Flanagan also stressed that, while the Bombela Consortium (Bombardier Transportation (25%), Bouygues Travaux Public (25%), Murray & Roberts (25%), and Strategic Partners Group (SPG) (25%)) was working tirelessly to complete the first phase of the Gautrain (involving the link from OR Tambo International Airport to Sandton and Sandton to Midrand) in time for the World Cup, it was under no contractual obligation to do so.
“We will, one year into the project, which will be September, sit with government to see whether or not it is possible to accelerate elements of the work in order to complete. But at this stage we have no obligation to do so,” he stressed.
SA must move toward design-build
Flanagan said that he also felt that projects had to be conceived differently, proposing that they be delivered on a design-build, rather than a construct-only basis.
He said that, the only reason that the Gautrain project had gotten off to the flying start it had, was because M&R had full control over the design, which enabled it to gear up for the start of construction - including taking on 300 people on risk even before commercial closure and long before financial close.
By contrast, Flanagan reported that it had still not had sight of the final design for the Green Point stadium, which he said would add to the risk of slow delivery.
This is not the first time M&R has called for an overhaul in the way tenders were managed, and several other built-environment professionals have backed that call.
One of those in support of the design-build concept is South African consulting engineering group, SSI. Its CEO, Naren Bhojaram has told Engineering News previously that the approach being taken on World Cup and infrastructure projects was not geared to fast-track delivery. He argued that all World Cup-related infrastructure should have been delivered through turnkey-type or even a public private-partnership arrangements, instead of along the traditional nonintegrated lines.
Other worries
Flanagan was also strident in his criticism of the way black economic-empowerment (BEE) rules were being administered.
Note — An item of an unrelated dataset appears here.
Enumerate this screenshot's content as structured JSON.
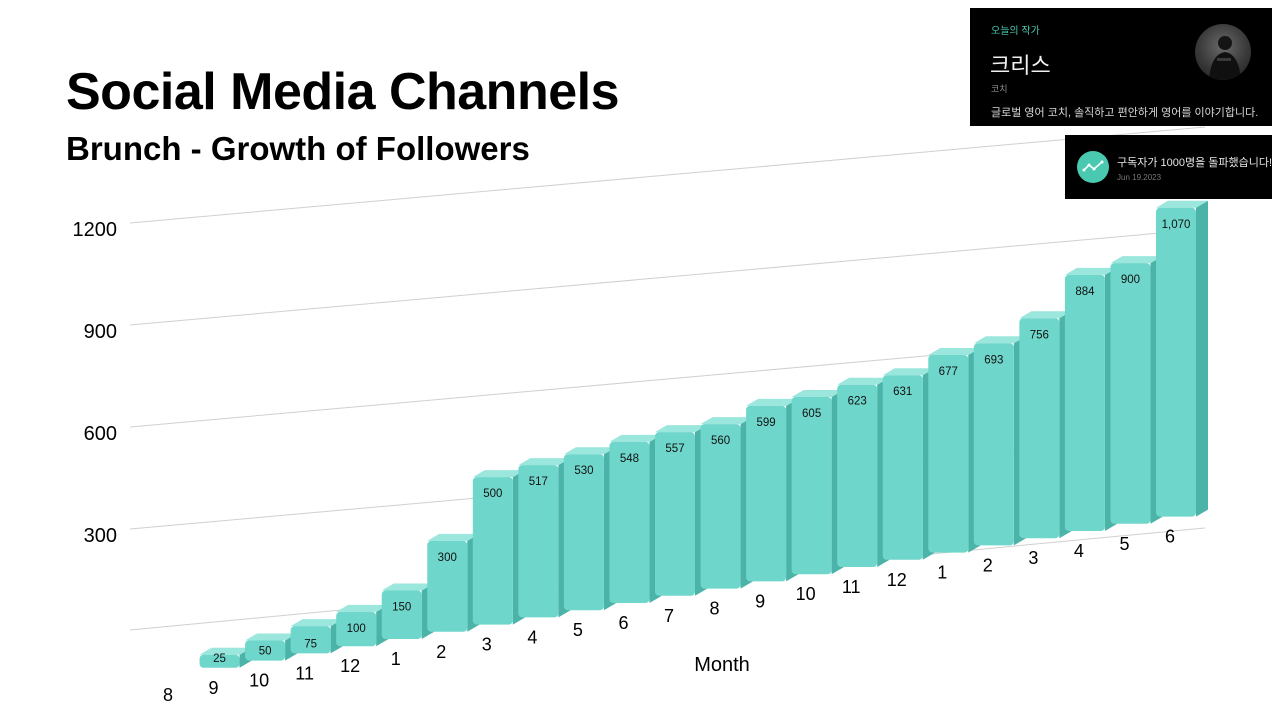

He pointed out that the group's various businesses now had to comply with various industry charters, but that over and above that government was setting in place unique BEE requirements for its various projects.
“We are finding a different requirement on just about every job. There is no way that we, or our competitors, can comply with seven, eight, or nine different requirements.
“All it does is reduce our percentage involvement in the projects and, therefore, we will not be prepared to put all our people, our balance sheet and our reputation at risk,” Flanagan warned.